1. Liegt ein Abschiebungsverbot nach § 60 Abs. 7 Satz 1 AufenthG vor, ist das dem Bundesamt eingeräumte Ermessen auf Wiederaufgreifen des Verfahrens im Hinblick auf die Feststellung dieses Abschiebungsverbots auf Null reduziert.

2. Bei den Auskünften des Deutschen Verbindungsbüros Kosovo ist zu berücksichtigen, dass sie sich auf den jeweiligen medizinischen Einzelfall beziehen und die getroffenen Aussagen nicht ohne weiteres verallgemeinert werden können.

3. Auch die Botschaftsberichte des Auswärtigen Amtes (Verbindungsbüros) über die Verfügbarkeit bestimmter Medikamente können nicht verallgemeinert werden.

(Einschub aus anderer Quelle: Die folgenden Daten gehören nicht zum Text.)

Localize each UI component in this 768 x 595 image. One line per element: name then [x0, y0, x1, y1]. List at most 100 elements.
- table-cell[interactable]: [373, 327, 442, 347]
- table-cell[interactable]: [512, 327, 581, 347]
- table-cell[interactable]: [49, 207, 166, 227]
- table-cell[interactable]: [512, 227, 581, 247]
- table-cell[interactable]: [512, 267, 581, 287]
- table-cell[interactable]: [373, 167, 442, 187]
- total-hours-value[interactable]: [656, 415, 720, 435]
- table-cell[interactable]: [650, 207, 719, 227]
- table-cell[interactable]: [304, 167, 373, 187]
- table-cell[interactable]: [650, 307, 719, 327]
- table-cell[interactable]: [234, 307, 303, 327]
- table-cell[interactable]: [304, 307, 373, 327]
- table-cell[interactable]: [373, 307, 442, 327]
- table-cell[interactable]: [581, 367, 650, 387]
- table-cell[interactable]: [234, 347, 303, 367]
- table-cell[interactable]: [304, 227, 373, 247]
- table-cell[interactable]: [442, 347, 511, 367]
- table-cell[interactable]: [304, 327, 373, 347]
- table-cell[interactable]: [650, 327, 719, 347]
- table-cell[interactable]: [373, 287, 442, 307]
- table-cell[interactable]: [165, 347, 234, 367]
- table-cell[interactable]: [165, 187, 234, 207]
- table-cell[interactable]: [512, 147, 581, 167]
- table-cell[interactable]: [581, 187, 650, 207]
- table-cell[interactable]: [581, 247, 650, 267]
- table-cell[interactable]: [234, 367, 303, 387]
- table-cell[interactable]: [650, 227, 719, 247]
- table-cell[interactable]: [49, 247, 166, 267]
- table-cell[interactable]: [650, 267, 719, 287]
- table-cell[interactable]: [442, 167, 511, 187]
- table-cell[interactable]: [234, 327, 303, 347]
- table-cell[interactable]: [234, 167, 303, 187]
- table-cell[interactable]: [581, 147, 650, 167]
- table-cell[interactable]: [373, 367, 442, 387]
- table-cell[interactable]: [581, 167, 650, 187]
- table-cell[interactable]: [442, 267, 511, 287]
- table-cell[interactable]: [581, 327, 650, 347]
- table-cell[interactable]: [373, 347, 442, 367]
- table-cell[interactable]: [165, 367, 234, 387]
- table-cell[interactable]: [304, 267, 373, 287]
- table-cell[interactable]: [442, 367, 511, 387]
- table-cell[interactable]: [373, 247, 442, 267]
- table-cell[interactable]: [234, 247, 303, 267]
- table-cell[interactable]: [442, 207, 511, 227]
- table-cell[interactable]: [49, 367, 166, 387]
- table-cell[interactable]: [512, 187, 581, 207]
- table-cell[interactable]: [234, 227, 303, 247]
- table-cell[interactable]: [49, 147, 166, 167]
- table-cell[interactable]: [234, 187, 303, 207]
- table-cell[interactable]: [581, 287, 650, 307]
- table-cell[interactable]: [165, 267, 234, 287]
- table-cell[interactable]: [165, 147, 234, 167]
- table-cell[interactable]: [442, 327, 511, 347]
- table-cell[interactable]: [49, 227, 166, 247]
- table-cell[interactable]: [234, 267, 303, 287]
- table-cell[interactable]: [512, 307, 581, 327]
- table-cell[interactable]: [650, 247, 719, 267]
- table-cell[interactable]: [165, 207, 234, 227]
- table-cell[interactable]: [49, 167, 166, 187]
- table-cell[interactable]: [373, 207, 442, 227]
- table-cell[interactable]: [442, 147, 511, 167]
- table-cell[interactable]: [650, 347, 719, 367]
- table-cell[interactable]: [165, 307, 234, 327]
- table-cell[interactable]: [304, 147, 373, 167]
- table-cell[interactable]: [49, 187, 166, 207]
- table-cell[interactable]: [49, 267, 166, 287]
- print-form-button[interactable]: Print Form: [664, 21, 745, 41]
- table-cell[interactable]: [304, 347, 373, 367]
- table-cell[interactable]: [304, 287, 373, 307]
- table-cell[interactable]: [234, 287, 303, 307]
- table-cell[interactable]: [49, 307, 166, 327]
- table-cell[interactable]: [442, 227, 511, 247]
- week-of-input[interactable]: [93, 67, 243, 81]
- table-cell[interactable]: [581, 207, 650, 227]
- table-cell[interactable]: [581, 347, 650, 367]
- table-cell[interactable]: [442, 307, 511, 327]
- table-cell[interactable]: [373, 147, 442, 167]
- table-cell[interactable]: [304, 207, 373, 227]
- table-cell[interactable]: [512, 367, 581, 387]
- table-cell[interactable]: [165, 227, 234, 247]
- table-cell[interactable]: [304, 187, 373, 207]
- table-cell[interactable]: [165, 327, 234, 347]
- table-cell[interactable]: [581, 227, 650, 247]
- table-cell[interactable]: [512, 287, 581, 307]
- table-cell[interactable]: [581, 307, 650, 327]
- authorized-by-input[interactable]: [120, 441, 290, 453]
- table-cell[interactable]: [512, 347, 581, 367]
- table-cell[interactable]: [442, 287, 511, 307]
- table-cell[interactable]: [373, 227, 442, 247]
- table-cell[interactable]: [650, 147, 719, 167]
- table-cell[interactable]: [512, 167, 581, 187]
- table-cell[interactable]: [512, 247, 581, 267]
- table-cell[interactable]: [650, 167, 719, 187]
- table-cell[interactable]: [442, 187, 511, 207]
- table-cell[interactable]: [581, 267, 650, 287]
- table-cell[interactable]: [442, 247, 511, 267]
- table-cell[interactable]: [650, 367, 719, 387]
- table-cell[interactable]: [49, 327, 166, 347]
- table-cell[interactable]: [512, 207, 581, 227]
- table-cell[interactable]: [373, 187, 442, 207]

Denn im Kosovo können hinsichtlich einzelner Medikamente jederzeit Versorgungslücken auftreten.

4. Die Sozialhilfeleistungen im Kosovo reichen nicht zum Leben aus.

5. Menschen aus dem Kosovo haben nicht die Möglichkeit, im übrigen Serbien und Montenegro Krankenversicherungsschutz zu erhalten.

 

Schlagwörter: Serbien und Montenegro, Kosovo, Wiederaufgreifen des Verfahrens, Abschiebungshindernis, zielstaatsbezogene Abschiebungshindernisse, Krankheit, Morbus Behcet, medizinische Versorgung, Finanzierbarkeit, Deutsches Verbindungsbüro Kosovo, Auskünfte, Auswärtiges Amt, Auskunftslage, Sozialhilfe, Lebensunterhalt, interne Fluchtalternative, Albaner, Registrierung
Normen: AufenthG § 60 Abs. 7
Auszüge:

1. Liegt ein Abschiebungsverbot nach § 60 Abs. 7 Satz 1 AufenthG vor, ist das dem Bundesamt eingeräumte Ermessen auf Wiederaufgreifen des Verfahrens im Hinblick auf die Feststellung dieses Abschiebungsverbots auf Null reduziert.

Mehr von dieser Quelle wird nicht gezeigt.